Eagleton on Richard Dawkins and Jesus

I think I've said before that Terry Eagleton is, by far, my favourite cultural theorist. I've yet to read an Eagleton piece which isn't immensely entertaining and with which I significantly disagree. His recent piece, in the London Review of Books, is an absolute stonker. I command you to read it! The purpose of the article is rip into the 'fundamentalist atheist', Richard Dawkins - and he leaves blood on the walls.

I can't help reproducing this part of the article - in which Eagleton provides us with a rather more sophisticated description of the activities and values of Christ, than the caricature imagined by Dawkins.

Jesus hung out with whores and social outcasts, was remarkably casual about sex, disapproved of the family (the suburban Dawkins is a trifle queasy about this), urged us to be laid-back about property and possessions, warned his followers that they too would die violently, and insisted that the truth kills and divides as well as liberates. He also cursed self-righteous prigs and deeply alarmed the ruling class.

The Christian faith holds that those who are able to look on the crucifixion and live, to accept that the traumatic truth of human history is a tortured body, might just have a chance of new life – but only by virtue of an unimaginable transformation in our currently dire condition. This is known as the resurrection. Those who don’t see this dreadful image of a mutilated innocent as the truth of history are likely to be devotees of that bright-eyed superstition known as infinite human progress, for which Dawkins is a full-blooded apologist. Or they might be well-intentioned reformers or social democrats, which from a Christian standpoint simply isn’t radical enough.

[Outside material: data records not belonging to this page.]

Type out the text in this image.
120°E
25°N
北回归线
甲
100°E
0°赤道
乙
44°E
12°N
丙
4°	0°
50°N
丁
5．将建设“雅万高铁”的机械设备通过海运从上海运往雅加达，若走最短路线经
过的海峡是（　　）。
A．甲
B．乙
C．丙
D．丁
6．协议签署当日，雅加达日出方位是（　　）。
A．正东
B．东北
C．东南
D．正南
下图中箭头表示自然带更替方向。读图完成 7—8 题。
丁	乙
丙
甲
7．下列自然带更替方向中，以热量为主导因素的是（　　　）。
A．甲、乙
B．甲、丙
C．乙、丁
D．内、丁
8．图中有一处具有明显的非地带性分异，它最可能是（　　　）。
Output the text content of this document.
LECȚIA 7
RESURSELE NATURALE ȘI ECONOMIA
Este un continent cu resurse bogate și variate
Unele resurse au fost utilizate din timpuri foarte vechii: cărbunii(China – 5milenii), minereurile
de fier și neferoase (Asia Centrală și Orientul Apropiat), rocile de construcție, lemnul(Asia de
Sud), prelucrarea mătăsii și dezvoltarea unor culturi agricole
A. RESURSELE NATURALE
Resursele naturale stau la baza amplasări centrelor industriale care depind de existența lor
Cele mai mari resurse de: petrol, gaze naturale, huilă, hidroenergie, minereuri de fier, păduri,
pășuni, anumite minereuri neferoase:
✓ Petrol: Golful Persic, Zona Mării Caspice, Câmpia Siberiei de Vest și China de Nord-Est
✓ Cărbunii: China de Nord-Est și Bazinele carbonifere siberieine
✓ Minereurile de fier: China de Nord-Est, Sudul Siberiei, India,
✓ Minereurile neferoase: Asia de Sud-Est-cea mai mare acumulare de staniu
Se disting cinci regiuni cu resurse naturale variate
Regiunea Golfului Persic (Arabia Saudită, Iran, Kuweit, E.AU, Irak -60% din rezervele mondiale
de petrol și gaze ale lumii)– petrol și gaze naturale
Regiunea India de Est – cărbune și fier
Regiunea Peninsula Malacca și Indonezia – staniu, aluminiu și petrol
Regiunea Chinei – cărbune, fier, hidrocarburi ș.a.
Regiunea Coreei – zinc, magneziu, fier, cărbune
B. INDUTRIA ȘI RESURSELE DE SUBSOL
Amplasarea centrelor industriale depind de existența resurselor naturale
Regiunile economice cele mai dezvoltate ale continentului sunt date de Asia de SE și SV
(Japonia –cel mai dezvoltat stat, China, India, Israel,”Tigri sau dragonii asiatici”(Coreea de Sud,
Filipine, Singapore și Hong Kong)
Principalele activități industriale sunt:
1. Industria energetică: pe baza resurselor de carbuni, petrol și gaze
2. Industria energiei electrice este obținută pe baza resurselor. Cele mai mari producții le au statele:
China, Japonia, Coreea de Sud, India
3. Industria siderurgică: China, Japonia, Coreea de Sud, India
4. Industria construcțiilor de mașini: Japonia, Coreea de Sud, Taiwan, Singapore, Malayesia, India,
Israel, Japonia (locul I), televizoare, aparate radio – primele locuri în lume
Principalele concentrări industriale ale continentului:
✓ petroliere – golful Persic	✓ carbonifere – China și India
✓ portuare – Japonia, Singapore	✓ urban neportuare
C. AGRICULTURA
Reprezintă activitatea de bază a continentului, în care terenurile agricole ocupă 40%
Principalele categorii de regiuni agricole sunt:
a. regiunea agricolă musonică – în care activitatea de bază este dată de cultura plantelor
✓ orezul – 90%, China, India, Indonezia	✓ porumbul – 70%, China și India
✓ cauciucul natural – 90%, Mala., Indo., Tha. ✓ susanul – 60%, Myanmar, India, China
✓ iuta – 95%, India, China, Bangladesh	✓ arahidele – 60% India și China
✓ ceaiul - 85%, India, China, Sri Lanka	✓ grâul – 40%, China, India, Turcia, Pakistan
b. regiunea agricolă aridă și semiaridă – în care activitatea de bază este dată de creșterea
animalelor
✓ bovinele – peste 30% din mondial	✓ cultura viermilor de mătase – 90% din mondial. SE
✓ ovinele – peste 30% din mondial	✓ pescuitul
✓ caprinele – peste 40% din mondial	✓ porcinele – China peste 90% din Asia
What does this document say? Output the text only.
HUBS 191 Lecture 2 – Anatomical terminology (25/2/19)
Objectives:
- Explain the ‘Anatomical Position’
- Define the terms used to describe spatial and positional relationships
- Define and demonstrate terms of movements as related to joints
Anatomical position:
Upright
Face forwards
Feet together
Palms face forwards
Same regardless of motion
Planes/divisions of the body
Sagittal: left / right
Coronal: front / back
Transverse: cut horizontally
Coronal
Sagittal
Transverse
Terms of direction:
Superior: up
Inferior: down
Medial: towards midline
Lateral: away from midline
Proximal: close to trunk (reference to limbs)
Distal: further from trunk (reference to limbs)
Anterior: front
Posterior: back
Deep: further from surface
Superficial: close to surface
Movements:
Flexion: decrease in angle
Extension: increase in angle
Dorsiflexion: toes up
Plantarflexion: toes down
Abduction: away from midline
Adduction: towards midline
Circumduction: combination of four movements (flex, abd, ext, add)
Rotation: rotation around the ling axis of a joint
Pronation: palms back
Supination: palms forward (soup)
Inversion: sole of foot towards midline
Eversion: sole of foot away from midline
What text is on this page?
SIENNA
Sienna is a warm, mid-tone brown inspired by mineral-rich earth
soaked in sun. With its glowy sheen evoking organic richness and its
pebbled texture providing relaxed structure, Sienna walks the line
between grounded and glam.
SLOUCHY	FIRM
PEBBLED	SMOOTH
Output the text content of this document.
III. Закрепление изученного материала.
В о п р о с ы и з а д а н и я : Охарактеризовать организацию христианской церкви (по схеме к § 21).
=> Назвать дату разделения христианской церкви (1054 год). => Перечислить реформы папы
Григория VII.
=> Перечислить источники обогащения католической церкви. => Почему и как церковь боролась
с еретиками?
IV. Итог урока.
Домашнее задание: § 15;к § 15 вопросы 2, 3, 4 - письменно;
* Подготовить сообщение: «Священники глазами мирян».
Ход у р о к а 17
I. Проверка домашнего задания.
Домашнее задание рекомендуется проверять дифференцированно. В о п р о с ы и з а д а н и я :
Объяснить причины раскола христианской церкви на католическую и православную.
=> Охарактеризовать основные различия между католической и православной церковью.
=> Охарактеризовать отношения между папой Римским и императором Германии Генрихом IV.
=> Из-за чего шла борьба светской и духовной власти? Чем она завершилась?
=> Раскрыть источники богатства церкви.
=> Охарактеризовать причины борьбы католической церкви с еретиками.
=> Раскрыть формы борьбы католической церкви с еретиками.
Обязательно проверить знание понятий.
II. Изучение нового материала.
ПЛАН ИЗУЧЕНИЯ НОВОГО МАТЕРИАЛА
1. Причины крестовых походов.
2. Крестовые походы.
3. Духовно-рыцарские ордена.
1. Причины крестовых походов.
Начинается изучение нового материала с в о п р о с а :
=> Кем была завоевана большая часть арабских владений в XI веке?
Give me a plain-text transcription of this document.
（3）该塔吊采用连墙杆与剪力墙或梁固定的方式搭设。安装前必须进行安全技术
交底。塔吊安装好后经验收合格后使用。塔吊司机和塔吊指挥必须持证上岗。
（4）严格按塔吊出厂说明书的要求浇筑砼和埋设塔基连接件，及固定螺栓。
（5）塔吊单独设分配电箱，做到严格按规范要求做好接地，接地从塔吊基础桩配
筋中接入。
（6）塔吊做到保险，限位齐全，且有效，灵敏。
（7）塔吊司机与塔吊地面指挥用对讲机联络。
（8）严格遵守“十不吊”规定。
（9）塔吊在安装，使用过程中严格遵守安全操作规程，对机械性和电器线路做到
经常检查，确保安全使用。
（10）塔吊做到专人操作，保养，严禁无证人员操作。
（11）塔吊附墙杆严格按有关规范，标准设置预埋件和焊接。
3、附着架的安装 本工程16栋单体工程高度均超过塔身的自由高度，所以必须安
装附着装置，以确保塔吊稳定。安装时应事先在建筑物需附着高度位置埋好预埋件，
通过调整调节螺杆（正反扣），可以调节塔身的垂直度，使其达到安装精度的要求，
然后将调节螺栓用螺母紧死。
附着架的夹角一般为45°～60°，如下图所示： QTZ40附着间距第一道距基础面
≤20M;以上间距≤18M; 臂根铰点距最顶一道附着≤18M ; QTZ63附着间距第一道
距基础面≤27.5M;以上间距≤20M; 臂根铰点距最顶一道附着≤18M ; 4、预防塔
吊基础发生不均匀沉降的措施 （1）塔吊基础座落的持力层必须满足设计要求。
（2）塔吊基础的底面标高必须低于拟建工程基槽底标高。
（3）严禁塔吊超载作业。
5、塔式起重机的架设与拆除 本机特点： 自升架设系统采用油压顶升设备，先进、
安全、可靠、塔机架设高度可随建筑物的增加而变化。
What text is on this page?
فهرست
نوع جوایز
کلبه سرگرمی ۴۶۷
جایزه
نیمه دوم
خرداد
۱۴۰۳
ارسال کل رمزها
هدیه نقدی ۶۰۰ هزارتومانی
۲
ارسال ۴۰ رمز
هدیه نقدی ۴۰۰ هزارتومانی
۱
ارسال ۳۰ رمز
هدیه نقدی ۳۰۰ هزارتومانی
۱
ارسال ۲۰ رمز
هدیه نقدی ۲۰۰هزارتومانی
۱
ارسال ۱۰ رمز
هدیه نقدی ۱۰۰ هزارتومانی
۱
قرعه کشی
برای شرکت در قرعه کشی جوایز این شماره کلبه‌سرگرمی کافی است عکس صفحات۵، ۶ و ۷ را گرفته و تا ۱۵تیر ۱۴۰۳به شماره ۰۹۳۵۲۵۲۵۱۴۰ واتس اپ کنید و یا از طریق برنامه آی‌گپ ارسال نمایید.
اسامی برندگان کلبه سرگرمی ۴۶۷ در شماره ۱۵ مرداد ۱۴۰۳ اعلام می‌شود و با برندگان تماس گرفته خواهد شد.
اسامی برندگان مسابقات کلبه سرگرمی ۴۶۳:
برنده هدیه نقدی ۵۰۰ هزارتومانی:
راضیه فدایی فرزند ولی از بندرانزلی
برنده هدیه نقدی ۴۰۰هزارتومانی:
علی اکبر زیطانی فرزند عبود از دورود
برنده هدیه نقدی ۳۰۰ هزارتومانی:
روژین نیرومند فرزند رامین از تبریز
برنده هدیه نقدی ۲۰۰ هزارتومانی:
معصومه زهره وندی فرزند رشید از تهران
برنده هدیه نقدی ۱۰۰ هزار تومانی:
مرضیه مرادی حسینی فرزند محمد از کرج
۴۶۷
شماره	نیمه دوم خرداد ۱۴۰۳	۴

The central doctrine of Christianity, then, is not that God is a bastard. It is, in the words of the late Dominican theologian Herbert McCabe, that if you don’t love you’re dead, and if you do, they’ll kill you. Here, then, is your pie in the sky and opium of the people. It was, of course, Marx who coined that last phrase; but Marx, who in the same passage describes religion as the ‘heart of a heartless world, the soul of soulless conditions’, was rather more judicious and dialectical in his judgment on it than the lunging, flailing, mispunching Dawkins.

Funny, Eagleton makes him sound a lot like a proto-socialist radical. The point, here, I suppose is that Christ is not necessarily best interpreted in the way that crude anti-religious zealots tend to. Neither, it should be added is he best understood as the bloodless, de-radicalised, passive, resigned and, above all, politically safe figure that most Christians would be comfortable with - especially those Christina Odones amongst the faithful.